There is an apparent conflict among the appellate court districts on this issue. The Appellate Court for the First District, in People v. Williams (1977), 47 Ill. App. 3d 861, 365 N.E.2d 704, applies a waiver rule where the record fails to show notice was served pursuant to section 3 — 706 and no issue of notice was raised in the trial court and no prejudice is shown. The Appellate Court for the Fourth District, in In re Plank (1988), 169 Ill. App. 3d 411, 523 N.E.2d 614, In re Price (1987), 152 Ill. App. 3d 960, 505 N.E.2d 37, and In re King (1986), 148 Ill. App. 3d 741, 499 N.E.2d 1032, applies a “plain error” doctrine and reverses a judgment of commitment where the record shows respondent was not properly served with notice of the hearing, even though the respondent and an appointed attorney appeared at the hearing and did not raise the issue of lack of notice.

While I agree generally with the proposition stated in the majority opinion that the need for strict compliance with the relevant statutory provisions in the Mental Health Code is compelling, as liberty interests are involved, the failure to comply formally with the notice requirement of section 3 — 706 does not implicate any violation of a liberty interest, as here, where respondent and his attorney appear at the hearing, voice no objection on the notice issue, and show no prejudice from the lack of notice served on them.
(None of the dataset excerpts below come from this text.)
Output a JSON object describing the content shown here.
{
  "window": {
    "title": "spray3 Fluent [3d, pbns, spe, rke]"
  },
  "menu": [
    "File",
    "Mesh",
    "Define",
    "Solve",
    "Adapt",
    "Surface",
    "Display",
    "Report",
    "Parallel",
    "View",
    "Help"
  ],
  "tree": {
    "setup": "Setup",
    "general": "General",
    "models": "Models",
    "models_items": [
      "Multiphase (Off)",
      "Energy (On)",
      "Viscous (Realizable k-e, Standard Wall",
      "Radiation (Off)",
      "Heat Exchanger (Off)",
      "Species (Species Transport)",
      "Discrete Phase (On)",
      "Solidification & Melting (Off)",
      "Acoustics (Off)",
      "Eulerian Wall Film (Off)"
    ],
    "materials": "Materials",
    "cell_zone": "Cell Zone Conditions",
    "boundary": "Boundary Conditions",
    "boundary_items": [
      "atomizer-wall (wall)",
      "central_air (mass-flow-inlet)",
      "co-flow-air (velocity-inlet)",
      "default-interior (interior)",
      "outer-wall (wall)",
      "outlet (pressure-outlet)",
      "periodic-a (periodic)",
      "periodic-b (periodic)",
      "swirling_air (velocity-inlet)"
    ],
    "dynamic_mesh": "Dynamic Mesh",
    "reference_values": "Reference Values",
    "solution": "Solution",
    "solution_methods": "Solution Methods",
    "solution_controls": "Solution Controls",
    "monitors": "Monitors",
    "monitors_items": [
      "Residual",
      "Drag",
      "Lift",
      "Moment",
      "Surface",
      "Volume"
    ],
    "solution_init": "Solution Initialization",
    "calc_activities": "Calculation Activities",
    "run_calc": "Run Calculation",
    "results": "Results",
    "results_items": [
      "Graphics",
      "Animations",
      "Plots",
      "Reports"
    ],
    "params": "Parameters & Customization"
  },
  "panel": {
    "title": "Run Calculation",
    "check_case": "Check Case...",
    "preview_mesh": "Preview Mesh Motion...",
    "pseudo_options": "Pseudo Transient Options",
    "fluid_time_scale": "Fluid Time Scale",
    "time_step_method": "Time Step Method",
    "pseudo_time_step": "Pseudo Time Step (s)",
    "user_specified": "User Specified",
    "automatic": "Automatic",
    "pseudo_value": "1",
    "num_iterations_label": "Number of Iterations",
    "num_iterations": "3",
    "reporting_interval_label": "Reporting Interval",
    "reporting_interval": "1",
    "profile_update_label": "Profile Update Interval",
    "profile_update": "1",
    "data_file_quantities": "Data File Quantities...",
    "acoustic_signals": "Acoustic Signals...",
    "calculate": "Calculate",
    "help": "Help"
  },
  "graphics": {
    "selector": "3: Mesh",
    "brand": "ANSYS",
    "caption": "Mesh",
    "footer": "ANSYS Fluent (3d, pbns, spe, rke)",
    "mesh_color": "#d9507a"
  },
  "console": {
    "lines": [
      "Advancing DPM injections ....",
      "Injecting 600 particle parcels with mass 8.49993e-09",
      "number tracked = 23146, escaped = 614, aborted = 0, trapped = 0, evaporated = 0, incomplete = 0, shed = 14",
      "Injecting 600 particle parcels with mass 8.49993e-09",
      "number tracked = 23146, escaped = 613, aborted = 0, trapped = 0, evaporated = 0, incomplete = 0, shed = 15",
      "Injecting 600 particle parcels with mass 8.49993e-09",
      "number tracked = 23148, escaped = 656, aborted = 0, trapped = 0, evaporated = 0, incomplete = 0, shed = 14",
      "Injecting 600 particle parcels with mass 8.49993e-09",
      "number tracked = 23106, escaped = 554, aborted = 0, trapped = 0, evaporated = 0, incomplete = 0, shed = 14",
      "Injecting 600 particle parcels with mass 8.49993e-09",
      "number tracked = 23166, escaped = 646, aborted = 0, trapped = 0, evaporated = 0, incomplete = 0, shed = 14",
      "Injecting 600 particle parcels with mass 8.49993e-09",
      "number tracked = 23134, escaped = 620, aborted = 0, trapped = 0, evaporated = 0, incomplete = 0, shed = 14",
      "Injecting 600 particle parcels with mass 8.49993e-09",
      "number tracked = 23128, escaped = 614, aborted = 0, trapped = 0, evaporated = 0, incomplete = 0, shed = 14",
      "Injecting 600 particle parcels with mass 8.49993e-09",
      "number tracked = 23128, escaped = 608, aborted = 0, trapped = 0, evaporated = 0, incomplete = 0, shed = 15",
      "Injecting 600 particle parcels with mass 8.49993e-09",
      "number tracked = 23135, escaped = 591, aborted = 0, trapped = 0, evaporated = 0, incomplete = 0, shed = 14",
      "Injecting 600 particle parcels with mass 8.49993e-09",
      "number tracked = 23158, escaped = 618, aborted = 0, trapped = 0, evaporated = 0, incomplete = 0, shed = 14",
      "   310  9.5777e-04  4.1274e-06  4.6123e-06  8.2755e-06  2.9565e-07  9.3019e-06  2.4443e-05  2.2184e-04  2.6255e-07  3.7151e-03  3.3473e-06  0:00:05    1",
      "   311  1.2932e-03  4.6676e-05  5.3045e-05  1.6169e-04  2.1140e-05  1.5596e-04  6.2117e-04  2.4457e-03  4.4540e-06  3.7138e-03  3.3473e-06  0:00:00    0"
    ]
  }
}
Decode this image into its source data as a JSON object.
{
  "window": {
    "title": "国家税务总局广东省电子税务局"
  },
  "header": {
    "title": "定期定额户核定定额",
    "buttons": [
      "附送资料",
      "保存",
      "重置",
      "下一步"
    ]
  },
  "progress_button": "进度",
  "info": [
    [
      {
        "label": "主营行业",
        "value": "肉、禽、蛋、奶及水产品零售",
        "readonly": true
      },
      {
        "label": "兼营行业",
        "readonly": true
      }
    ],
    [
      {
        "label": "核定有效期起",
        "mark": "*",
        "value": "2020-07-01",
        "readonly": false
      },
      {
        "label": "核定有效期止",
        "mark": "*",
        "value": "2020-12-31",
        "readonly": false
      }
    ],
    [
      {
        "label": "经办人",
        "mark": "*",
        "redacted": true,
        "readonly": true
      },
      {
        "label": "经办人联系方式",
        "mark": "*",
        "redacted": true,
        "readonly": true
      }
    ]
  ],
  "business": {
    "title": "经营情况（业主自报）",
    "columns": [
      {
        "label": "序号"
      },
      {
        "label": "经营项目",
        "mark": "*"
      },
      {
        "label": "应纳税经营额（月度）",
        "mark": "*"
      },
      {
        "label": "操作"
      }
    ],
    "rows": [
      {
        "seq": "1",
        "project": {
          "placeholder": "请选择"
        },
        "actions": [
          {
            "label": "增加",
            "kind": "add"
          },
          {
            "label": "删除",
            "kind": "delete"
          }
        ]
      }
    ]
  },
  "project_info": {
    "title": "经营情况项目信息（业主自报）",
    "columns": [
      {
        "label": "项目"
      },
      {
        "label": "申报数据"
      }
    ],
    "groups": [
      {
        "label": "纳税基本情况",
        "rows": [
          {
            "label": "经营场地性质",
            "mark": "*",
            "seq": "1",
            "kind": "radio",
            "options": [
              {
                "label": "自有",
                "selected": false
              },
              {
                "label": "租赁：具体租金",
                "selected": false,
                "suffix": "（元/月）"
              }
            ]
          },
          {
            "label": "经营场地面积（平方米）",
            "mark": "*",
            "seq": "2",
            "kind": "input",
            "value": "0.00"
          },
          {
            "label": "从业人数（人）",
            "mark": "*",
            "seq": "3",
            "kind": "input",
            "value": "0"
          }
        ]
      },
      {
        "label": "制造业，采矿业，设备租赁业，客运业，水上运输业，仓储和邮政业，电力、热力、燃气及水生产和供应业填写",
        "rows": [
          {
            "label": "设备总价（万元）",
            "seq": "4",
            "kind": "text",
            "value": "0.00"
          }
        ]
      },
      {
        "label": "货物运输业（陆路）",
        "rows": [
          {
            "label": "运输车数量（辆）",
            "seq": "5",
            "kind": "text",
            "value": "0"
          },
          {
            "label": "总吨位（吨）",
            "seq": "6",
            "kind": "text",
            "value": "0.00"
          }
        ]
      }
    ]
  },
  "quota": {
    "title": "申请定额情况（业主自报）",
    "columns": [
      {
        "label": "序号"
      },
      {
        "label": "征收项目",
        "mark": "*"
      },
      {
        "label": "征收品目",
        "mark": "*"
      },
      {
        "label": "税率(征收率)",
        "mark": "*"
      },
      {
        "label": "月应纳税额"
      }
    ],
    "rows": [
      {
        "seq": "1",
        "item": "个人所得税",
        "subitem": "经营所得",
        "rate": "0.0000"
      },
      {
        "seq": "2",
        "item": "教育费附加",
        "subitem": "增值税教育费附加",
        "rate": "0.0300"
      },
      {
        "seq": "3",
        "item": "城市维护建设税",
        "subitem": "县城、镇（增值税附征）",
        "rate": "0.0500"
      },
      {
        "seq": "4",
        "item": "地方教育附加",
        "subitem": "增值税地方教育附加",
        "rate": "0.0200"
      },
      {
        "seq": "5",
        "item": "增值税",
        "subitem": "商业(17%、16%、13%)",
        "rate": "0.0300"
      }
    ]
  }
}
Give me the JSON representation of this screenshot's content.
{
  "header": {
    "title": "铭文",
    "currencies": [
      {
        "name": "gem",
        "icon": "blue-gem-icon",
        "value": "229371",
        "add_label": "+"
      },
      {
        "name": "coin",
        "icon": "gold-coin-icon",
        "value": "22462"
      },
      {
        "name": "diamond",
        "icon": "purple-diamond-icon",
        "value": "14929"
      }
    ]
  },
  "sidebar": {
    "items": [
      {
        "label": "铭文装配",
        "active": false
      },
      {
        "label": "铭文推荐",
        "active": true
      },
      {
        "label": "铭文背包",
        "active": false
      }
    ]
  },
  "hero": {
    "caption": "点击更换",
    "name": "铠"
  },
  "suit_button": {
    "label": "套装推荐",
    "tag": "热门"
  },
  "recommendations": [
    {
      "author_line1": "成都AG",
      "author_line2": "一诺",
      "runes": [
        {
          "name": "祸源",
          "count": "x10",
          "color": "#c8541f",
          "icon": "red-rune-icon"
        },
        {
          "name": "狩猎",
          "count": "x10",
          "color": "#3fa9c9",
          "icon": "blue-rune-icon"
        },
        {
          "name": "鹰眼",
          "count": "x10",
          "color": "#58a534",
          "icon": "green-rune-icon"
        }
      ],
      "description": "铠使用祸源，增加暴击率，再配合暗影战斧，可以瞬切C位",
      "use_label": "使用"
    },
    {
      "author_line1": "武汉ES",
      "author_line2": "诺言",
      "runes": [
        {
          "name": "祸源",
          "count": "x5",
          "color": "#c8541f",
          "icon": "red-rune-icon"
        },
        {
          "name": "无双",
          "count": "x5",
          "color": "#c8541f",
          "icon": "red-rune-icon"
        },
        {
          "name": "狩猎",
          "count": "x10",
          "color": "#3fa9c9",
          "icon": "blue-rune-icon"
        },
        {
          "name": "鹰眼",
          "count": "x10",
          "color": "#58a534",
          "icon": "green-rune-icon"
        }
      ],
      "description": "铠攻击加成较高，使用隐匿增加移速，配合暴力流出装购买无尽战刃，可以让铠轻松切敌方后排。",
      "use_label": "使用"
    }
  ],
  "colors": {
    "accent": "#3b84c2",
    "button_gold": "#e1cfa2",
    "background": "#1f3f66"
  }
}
I note, too, that the record does contain a notice of the hearing signed by an employee of the Elgin Mental Health Center with a return indicating service of notice on respondent and his attorney, although the return is not signed by the person serving the notice. Under these circumstances, the waiver doctrine is appropriate.

In an analogous situation in proceedings under the Juvenile Court Act (Act) (Ill. Rev. Stat. 1979, ch. 37, par. 701—1 et seq.), where the minor’s mother was not formally served with a delinquency petition pursuant to a requirement under the Act, but appeared at the hearing and actively participated in the proceedings without objection, our supreme court applied the waiver doctrine and rejected useless .formality in complying with the notice requirement, stating as follows:

“The minor’s argument before this court is that the mother had not been formally served either. But we do not read section 4 — 4 as demanding useless formality. The mother had actual notice of the charges against her son and the correlative threat to her own rights; she appeared in court and participated actively in the proceedings without objection. She thereby waived formal service of process and submitted to the jurisdiction of the court. The lack of formal service in no way prejudiced the minor or his mother. Considerations of fairness are all on the State’s side: the respondents should not be permitted to have an adjudicatory hearing, hoping for a finding in their favor, and if they lose get a second chance by complaining of formal defects in service of process that could and should have been objected to immediately, could have been easily cured if timely objected to, and made no difference anyway.” (In re J.W. (1981), 87 Ill. 2d 56, 62, 429 N.E.2d 501, 504.)

These comments are equally applicable to the notice issue presented here.

For the foregoing reasons, I would find a waiver of the notice issue. Although other issues were raised by respondent on appeal, the majority opinion addresses only this one issue, and, consequently, I do also.